We employ alpha strategies on a range of timescales from systems that trade on an intraday timescale to those that trade on timescales of several months. This spectrum of timescales is very common in quant as opportunities tend to present themselves differently as a function of the timescale one is trading on. High Frequency Trading (HFT) I would say is a business in which one is trying to make money out of the provision of liquidity. It is technology driven, an arms race in reducing latency, and is not an area we are competing in. This HFT space tends to be capacity limited and firms would be trading proprietary capital. We do not engage in proprietary trading and invest in our products alongside our clients.
What are the characteristics of alpha decay?
Alpha decay can occur through crowdedness or through a repeating market pattern disappearing. The faster strategies tend to decay more quickly through crowdedness as faster strategies have less capacity and are more quickly crowded as the competition picks up on the effect. The risk adjusted performance in the absence of costs is also better so it is easier to achieve significance with statistics on alpha decay with these shorter time frames. Patterns that exist due to repeating market behavior may vanish as markets evolve.
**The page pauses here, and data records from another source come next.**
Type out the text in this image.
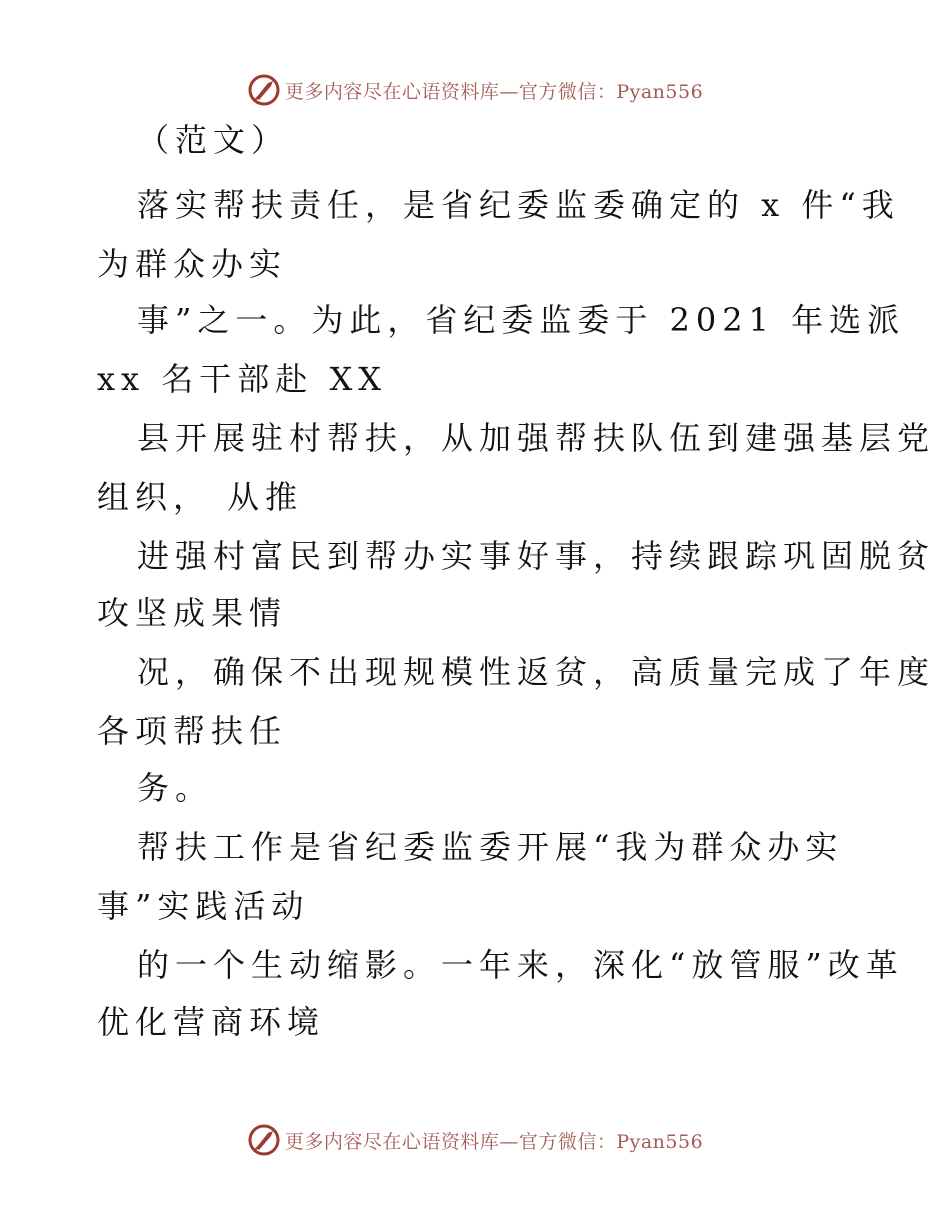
更多内容尽在心语资料库—官方微信：Pyan556
（范文）
落实帮扶责任，是省纪委监委确定的 x 件“我
为群众办实
事”之一。为此，省纪委监委于 2021 年选派
xx 名干部赴 XX
县开展驻村帮扶，从加强帮扶队伍到建强基层党
组织， 从推
进强村富民到帮办实事好事，持续跟踪巩固脱贫
攻坚成果情
况，确保不出现规模性返贫，高质量完成了年度
各项帮扶任
务。
帮扶工作是省纪委监委开展“我为群众办实
事”实践活动
的一个生动缩影。一年来，深化“放管服”改革
优化营商环境
更多内容尽在心语资料库—官方微信：Pyan556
For example, a pattern that emerges due to a central bank implementing quantitative easing measures will disappear (strategy alpha decay) as the central bank pulls back from such measures.
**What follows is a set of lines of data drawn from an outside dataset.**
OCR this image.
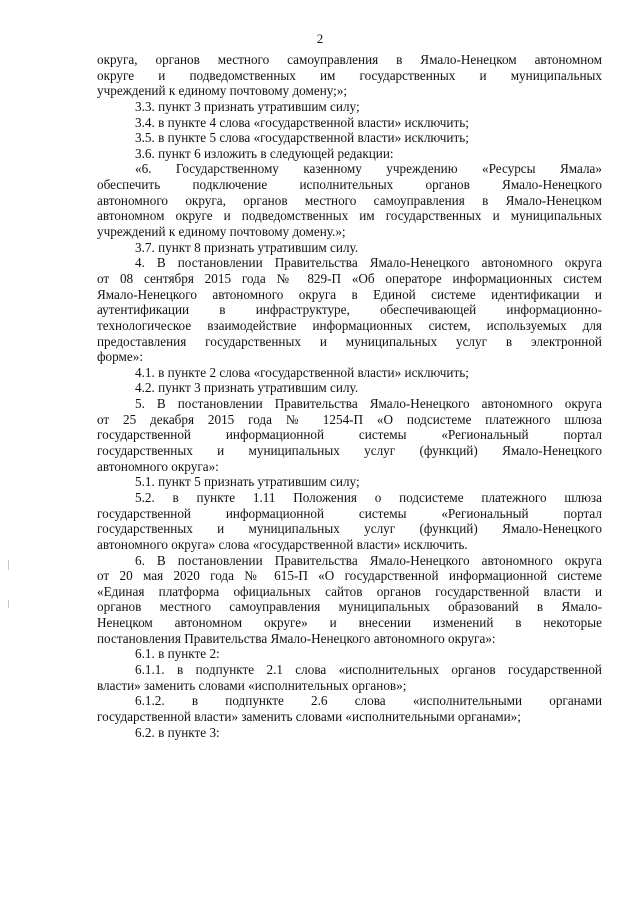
2
округа, органов местного самоуправления в Ямало-Ненецком автономном
округе и подведомственных им государственных и муниципальных
учреждений к единому почтовому домену;»;
3.3. пункт 3 признать утратившим силу;
3.4. в пункте 4 слова «государственной власти» исключить;
3.5. в пункте 5 слова «государственной власти» исключить;
3.6. пункт 6 изложить в следующей редакции:
«6. Государственному казенному учреждению «Ресурсы Ямала»
обеспечить подключение исполнительных органов Ямало-Ненецкого
автономного округа, органов местного самоуправления в Ямало-Ненецком
автономном округе и подведомственных им государственных и муниципальных
учреждений к единому почтовому домену.»;
3.7. пункт 8 признать утратившим силу.
4. В постановлении Правительства Ямало-Ненецкого автономного округа
от 08 сентября 2015 года № 829-П «Об операторе информационных систем
Ямало-Ненецкого автономного округа в Единой системе идентификации и
аутентификации в инфраструктуре, обеспечивающей информационно-
технологическое взаимодействие информационных систем, используемых для
предоставления государственных и муниципальных услуг в электронной
форме»:
4.1. в пункте 2 слова «государственной власти» исключить;
4.2. пункт 3 признать утратившим силу.
5. В постановлении Правительства Ямало-Ненецкого автономного округа
от 25 декабря 2015 года № 1254-П «О подсистеме платежного шлюза
государственной информационной системы «Региональный портал
государственных и муниципальных услуг (функций) Ямало-Ненецкого
автономного округа»:
5.1. пункт 5 признать утратившим силу;
5.2. в пункте 1.11 Положения о подсистеме платежного шлюза
государственной информационной системы «Региональный портал
государственных и муниципальных услуг (функций) Ямало-Ненецкого
автономного округа» слова «государственной власти» исключить.
6. В постановлении Правительства Ямало-Ненецкого автономного округа
от 20 мая 2020 года № 615-П «О государственной информационной системе
«Единая платформа официальных сайтов органов государственной власти и
органов местного самоуправления муниципальных образований в Ямало-
Ненецком автономном округе» и внесении изменений в некоторые
постановления Правительства Ямало-Ненецкого автономного округа»:
6.1. в пункте 2:
6.1.1. в подпункте 2.1 слова «исполнительных органов государственной
власти» заменить словами «исполнительных органов»;
6.1.2. в подпункте 2.6 слова «исполнительными органами
государственной власти» заменить словами «исполнительными органами»;
6.2. в пункте 3:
How has execution efficiency evolved for the strategy?
A very constant feature in markets has been that our cost of trading, which is predominantly due to market impact, reduces as liquidity increases. This seems to be independent of the nature of the liquidity. As more HFT players (and others) have joined the market and liquidity has, in consequence, increased, our slippage per unit of traded volume has significantly reduced. We do, however, invest continually in our execution capability, working on short term predictors, understanding order book dynamics and also measuring and modeling costs. This is the result of many years of research in this space and something we would consider to be an edge relative to our competition. We develop all algorithms and infrastructure in-house and regularly benchmark our execution capabilities against other providers.
How relevant are back tests to the investment process?
We do a lot of backtests! Which is perhaps unsurprising for a quant firm. However, backtests are taken with the pinch of salt they deserve. In-sample biases, or buying positive performing noise is the biggest problem in doing strategy research. This is not unique to quant though, I would argue, with discretionary players investing in patterns they have seen that worked previously. For these reasons backtests are really only used as a guide to future performance. The advice of regulators should be heeded on this point that past performance is not a good indication of future results! Instead, the backtest is a small part of what helps us decide, with an understanding of the driving mechanism behind the strategy also important to add significance to the result.
How do you see quant strategies evolving over the next decade?
I think the proliferation of data will be a bigger and bigger part of the quant space. Where there is data there is information and added value for those able to exploit it. The problem is being able to build the infrastructure and the team that is able to exploit it to the full. To me that is the biggest challenge. Scientific advances have always been made in a collaborative fashion and this is no exception. Being scientists ourselves we are big believers in this ethos and recruiting young, driven researchers and data scientists and scaling up this activity is what has driven our efforts over the past few years. It is our belief that our pipeline and infrastructure puts us in a good position for a future that will favor the bigger established players able to exploit wide and varied, structured and unstructured data sets.